Robust Order Book and Strategic Orders
Netweb's strategic positioning was reinforced by the execution of a ₹450.39 crore strategic order during the quarter. Chairman and Managing Director Sanjay Lodha confirmed a total order book of nearly ₹2,300 crore, including an organic order book of ₹520 crore and L1 visibility of ₹300 crore. The company also maintains a pipeline estimated at ₹4,200 crore, providing substantial revenue visibility.
Balanced Revenue Mix and Client Base
While AI Systems dominate current revenue, Lodha clarified that organic AI revenue remains around 20–25%. HPC and Private Cloud together contribute 65–70%, ensuring a sustainable, balanced revenue mix. The company serves marquee clients including ISRO, Infosys, and Zoho with mission-critical solutions.
Supply Chain Resilience and Labor Code Neutrality
Netweb has largely sidestepped global supply-chain disruptions, including GPU shortages, due to strong partnerships with NVIDIA, AMD, and Samsung. Lodha stated there is no anticipated material impact on deliveries or margins. Furthermore, the company expects zero impact from new labor codes, having already aligned its wage structure.
Differentiated Full-Stack Model
Lodha emphasized Netweb's competitive edge: a full-stack, India-centric model where hardware and software are designed and manufactured in-house, a differentiator against global OEMs. Strong relationships with government entities and enterprise clients, coupled with its NVIDIA Elite Partner status, support strong pricing power.

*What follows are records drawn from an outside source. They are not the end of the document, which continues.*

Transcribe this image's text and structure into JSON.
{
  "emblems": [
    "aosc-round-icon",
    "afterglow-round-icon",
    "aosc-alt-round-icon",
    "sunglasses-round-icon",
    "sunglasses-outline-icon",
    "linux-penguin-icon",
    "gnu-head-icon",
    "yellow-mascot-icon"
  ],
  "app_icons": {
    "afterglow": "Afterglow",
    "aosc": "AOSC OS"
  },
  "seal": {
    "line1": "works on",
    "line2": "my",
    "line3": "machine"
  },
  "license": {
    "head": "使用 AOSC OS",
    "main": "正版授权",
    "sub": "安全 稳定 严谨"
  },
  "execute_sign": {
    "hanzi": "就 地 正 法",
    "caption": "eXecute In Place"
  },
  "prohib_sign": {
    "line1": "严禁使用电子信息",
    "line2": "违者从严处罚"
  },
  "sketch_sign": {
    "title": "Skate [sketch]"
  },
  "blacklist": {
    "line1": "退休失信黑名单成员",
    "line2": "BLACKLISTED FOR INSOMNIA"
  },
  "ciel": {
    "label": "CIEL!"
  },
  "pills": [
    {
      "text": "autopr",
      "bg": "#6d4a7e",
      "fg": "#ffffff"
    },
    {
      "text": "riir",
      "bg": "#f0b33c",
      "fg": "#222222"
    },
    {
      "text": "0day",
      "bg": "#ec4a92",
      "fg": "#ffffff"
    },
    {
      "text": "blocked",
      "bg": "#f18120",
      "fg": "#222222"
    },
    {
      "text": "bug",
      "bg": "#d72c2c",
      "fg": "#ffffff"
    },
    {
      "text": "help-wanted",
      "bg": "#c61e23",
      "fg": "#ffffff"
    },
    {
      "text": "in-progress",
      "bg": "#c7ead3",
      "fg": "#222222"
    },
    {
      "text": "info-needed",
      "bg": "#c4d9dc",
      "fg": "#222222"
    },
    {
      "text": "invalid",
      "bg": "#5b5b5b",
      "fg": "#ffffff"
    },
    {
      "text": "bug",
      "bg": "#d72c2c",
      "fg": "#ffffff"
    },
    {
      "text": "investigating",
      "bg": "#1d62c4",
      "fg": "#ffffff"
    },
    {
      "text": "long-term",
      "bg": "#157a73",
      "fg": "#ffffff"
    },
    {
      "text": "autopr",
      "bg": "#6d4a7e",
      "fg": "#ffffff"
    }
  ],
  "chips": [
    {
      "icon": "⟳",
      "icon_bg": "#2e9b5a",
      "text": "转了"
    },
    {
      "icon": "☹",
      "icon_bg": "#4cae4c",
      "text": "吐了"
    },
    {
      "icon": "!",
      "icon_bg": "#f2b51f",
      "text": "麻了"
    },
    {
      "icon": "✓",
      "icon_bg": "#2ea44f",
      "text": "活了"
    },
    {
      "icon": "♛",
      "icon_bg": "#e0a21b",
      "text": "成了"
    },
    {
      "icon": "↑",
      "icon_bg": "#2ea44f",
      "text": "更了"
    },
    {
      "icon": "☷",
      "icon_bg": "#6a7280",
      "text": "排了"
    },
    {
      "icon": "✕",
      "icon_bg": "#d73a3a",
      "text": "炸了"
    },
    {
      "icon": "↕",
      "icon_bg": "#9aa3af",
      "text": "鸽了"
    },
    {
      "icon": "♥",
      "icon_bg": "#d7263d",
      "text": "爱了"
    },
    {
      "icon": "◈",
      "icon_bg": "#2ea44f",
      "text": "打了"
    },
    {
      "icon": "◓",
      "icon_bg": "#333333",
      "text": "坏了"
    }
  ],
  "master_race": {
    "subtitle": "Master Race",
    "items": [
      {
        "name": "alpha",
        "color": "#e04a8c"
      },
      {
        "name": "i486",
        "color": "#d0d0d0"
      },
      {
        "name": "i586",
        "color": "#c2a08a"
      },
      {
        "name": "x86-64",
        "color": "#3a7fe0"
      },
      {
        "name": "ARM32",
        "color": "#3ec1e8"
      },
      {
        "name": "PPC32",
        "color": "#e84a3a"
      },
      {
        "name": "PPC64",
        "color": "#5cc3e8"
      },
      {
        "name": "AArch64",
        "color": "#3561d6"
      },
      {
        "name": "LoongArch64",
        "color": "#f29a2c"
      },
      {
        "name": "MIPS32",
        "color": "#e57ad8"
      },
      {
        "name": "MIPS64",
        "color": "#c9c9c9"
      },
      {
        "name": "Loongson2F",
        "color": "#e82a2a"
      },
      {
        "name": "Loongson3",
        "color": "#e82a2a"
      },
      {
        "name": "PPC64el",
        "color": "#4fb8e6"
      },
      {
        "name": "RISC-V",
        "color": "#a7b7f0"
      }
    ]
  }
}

Margin Outlook and Financial Health
While EBITDA margins moderated to 12.2% due to the scale of strategic orders, management indicated this is temporary. Underlying operating EBITDA margins stand at approximately 13.6% when adjusted for strategic order impacts. The company remains debt-free with ₹190.08 crore in cash reserves as of December 31, 2025, enabling future investments.